In 1913, Fearnsides was appointed to the new Sorby professorship of geology at the University of Sheffield, a post he held until retirement in 1945. In Sheffield, Fearnsides extended his work on metal alloys, and metallography, and recognised the applications of these approaches to the study of metamorphic rocks, and did much to demonstrate the value of geology to society.

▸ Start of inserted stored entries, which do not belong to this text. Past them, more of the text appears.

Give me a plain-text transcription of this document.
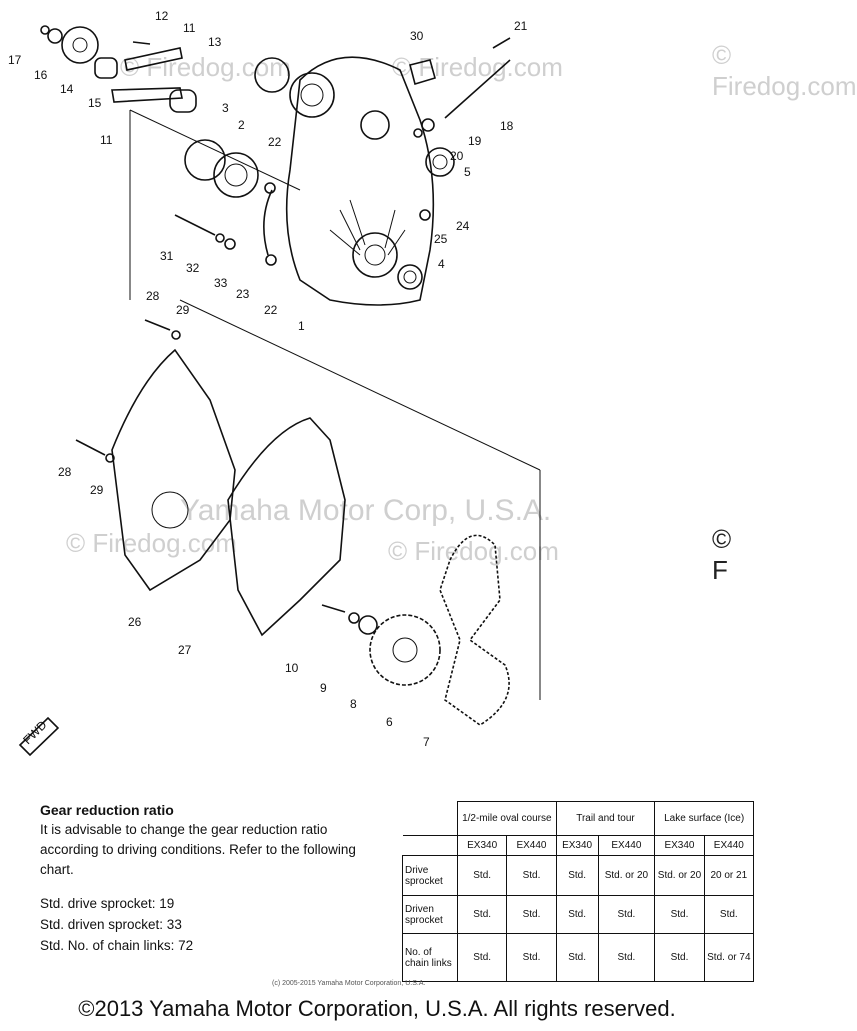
© Firedog.com	© Firedog.com	© Firedog.com
Yamaha Motor Corp, U.S.A.
© Firedog.com	© Firedog.com
FWD
17
16
14
15
12
11
13
11
3
2
22
30
21
18
19
20
5
24
25
4
31
32
33
23
22
1
28
29
28
29
26
27
10
9
8
6
7
© F
Gear reduction ratio
It is advisable to change the gear reduction ratio according to driving conditions. Refer to the following chart.
Std. drive sprocket: 19
Std. driven sprocket: 33
Std. No. of chain links: 72
	1/2-mile oval course		Trail and tour		Lake surface (Ice)	
	EX340	EX440	EX340	EX440	EX340	EX440
Drive sprocket	Std.	Std.	Std.	Std. or 20	Std. or 20	20 or 21
Driven sprocket	Std.	Std.	Std.	Std.	Std.	Std.
No. of chain links	Std.	Std.	Std.	Std.	Std.	Std. or 74
(c) 2005-2015 Yamaha Motor Corporation, U.S.A.
©2013 Yamaha Motor Corporation, U.S.A. All rights reserved.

==Awards and recognition==
Fearnsides was awarded the Murchison Medal of the Geological Society of London in 1932, and elected Fellow of the Royal Society in the same year. He served as President of the Geological Society of London from 1943 to 1945, and was elected to honorary fellowship of Sidney Sussex college in 1946.

==Key publications==
In addition to his academic publications, Fearnsides published a popular Pelican book with Oliver Bulman in 1944, 'Geology in the service of man'; this went through several reprints and revised editions.

==Family==
In 1911, Fearnsides married Beatrix Mary Adelaide Watts, daughter of W W Watts.
They had two daughters, Marguerite and Elizabeth. Elizabeth served in the Auxiliary Territorial Service in North Africa and Italy, and died in a road traffic accident near Genoa in 1945.